Progress in classical machine learning is also now feeding back into the quantum stack itself. Real-time syndrome decoding has long been considered one of the practical bottlenecks for deploying qLDPC codes at scale, and recent work from Harvard demonstrates that a convolutional neural network decoder (“Cascade”) can suppress logical error rates by more than an order of magnitude relative to existing decoders for qLDPC codes, while delivering three to five orders of magnitude higher throughput and meeting real-time latency budgets on several leading hardware platforms [13]. That a key decoder bottleneck appears to yield to a relatively standard deep learning architecture is a useful illustration of how AI infrastructure and the quantum computing stack can complement one another.

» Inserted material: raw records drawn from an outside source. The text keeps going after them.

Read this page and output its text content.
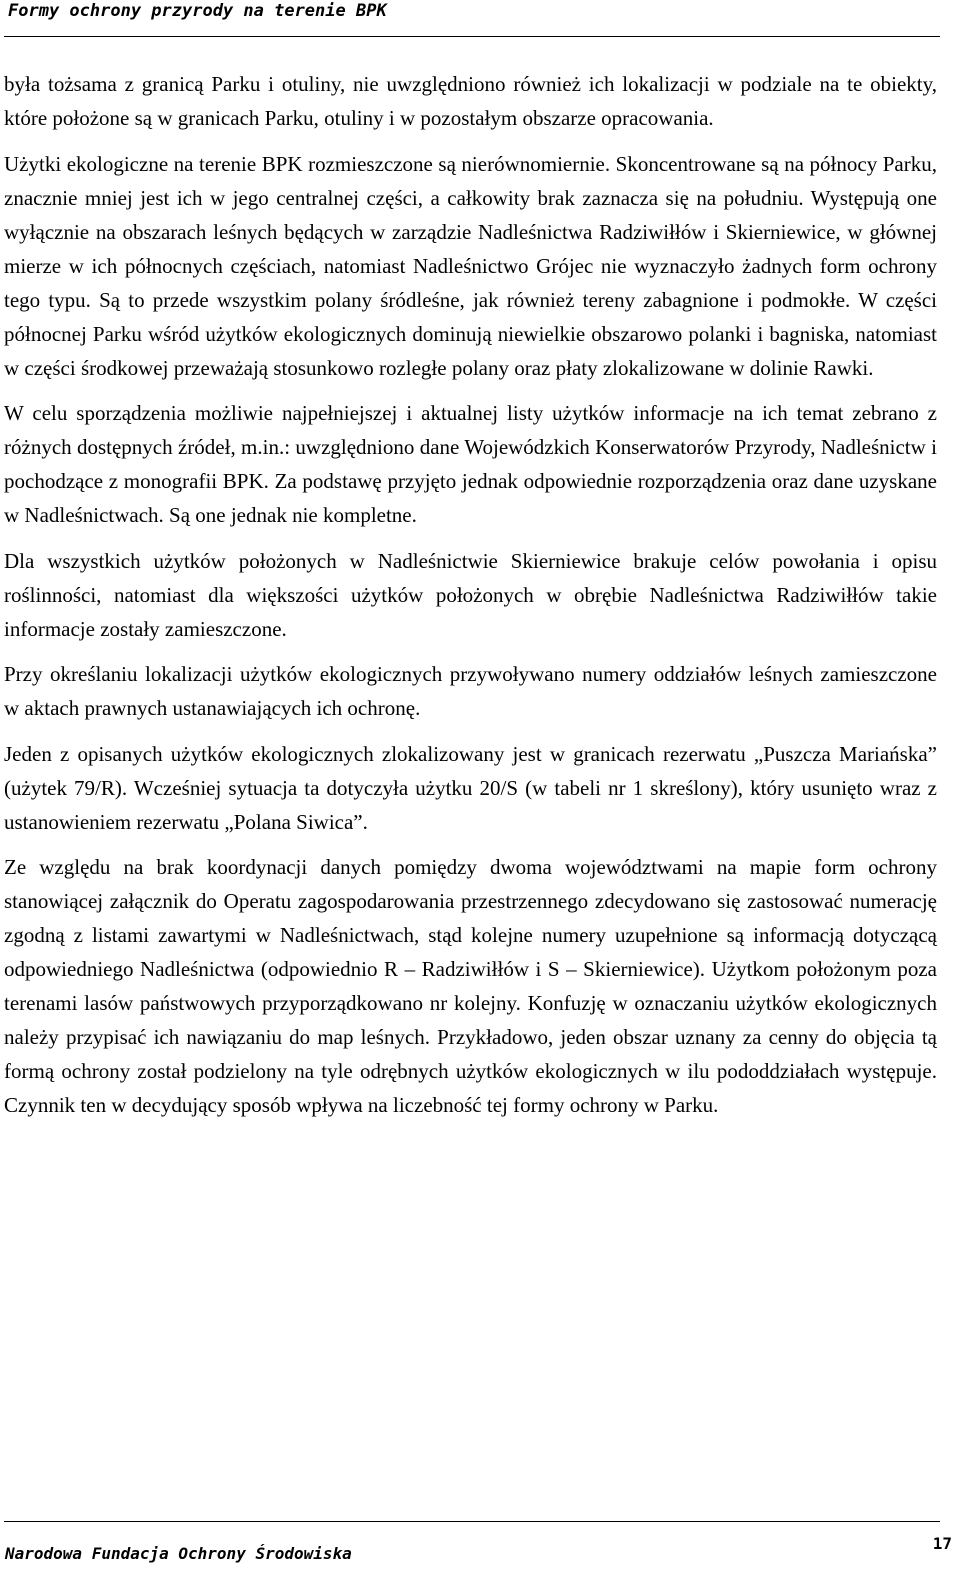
Formy ochrony przyrody na terenie BPK

była tożsama z granicą Parku i otuliny, nie uwzględniono również ich lokalizacji w podziale na te obiekty, które położone są w granicach Parku, otuliny i w pozostałym obszarze opracowania.

Użytki ekologiczne na terenie BPK rozmieszczone są nierównomiernie. Skoncentrowane są na północy Parku, znacznie mniej jest ich w jego centralnej części, a całkowity brak zaznacza się na południu. Występują one wyłącznie na obszarach leśnych będących w zarządzie Nadleśnictwa Radziwiłłów i Skierniewice, w głównej mierze w ich północnych częściach, natomiast Nadleśnictwo Grójec nie wyznaczyło żadnych form ochrony tego typu. Są to przede wszystkim polany śródleśne, jak również tereny zabagnione i podmokłe. W części północnej Parku wśród użytków ekologicznych dominują niewielkie obszarowo polanki i bagniska, natomiast w części środkowej przeważają stosunkowo rozległe polany oraz płaty zlokalizowane w dolinie Rawki.

W celu sporządzenia możliwie najpełniejszej i aktualnej listy użytków informacje na ich temat zebrano z różnych dostępnych źródeł, m.in.: uwzględniono dane Wojewódzkich Konserwatorów Przyrody, Nadleśnictw i pochodzące z monografii BPK. Za podstawę przyjęto jednak odpowiednie rozporządzenia oraz dane uzyskane w Nadleśnictwach. Są one jednak nie kompletne.

Dla wszystkich użytków położonych w Nadleśnictwie Skierniewice brakuje celów powołania i opisu roślinności, natomiast dla większości użytków położonych w obrębie Nadleśnictwa Radziwiłłów takie informacje zostały zamieszczone.

Przy określaniu lokalizacji użytków ekologicznych przywoływano numery oddziałów leśnych zamieszczone w aktach prawnych ustanawiających ich ochronę.

Jeden z opisanych użytków ekologicznych zlokalizowany jest w granicach rezerwatu „Puszcza Mariańska” (użytek 79/R). Wcześniej sytuacja ta dotyczyła użytku 20/S (w tabeli nr 1 skreślony), który usunięto wraz z ustanowieniem rezerwatu „Polana Siwica”.

Ze względu na brak koordynacji danych pomiędzy dwoma województwami na mapie form ochrony stanowiącej załącznik do Operatu zagospodarowania przestrzennego zdecydowano się zastosować numerację zgodną z listami zawartymi w Nadleśnictwach, stąd kolejne numery uzupełnione są informacją dotyczącą odpowiedniego Nadleśnictwa (odpowiednio R – Radziwiłłów i S – Skierniewice). Użytkom położonym poza terenami lasów państwowych przyporządkowano nr kolejny. Konfuzję w oznaczaniu użytków ekologicznych należy przypisać ich nawiązaniu do map leśnych. Przykładowo, jeden obszar uznany za cenny do objęcia tą formą ochrony został podzielony na tyle odrębnych użytków ekologicznych w ilu pododdziałach występuje. Czynnik ten w decydujący sposób wpływa na liczebność tej formy ochrony w Parku.

Narodowa Fundacja Ochrony Środowiska
17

3. Algorithmic Optimizations Lower the Bar

Third, progress happens not just in hardware and error correction, but in algorithms themselves. There are multiple independent threads of algorithmic improvement, all of which lower the bar for cryptographic relevance:

  • Circuit-level optimizations: Recent work targeting the Ed25519 curve exploits the isomorphism between Edwards and Weierstrass forms to reduce resource requirements by 75% on the key bottleneck metric and qubit requirements by 12% [14]. These optimizations also extend to NIST-standard prime fields, meaning the improvements apply broadly.

  • Arithmetic optimizations: The introduction of approximate residue arithmetic reduced the number of logical qubits needed from ~6,000 to ~1,730 for RSA-2048 [6]. Subsequent work combined this with logical-layer improvements and improved code constructions to achieve a further 100× reduction in required resources [102].

  • Alternative factoring algorithms: A 2023 proposal for a quantum factoring algorithm with reduced circuit size represents an asymptotic improvement over Shor’s [15]. While the practical advantage over optimized Shor’s remains unclear for current parameters, it represents an additional avenue for future improvement.

These algorithmic breakthroughs effectively lower the bar for what counts as “cryptographically relevant.” While hardware capabilities are climbing, the target is simultaneously getting easier to hit. Progress can happen in both directions, and indeed, it has been.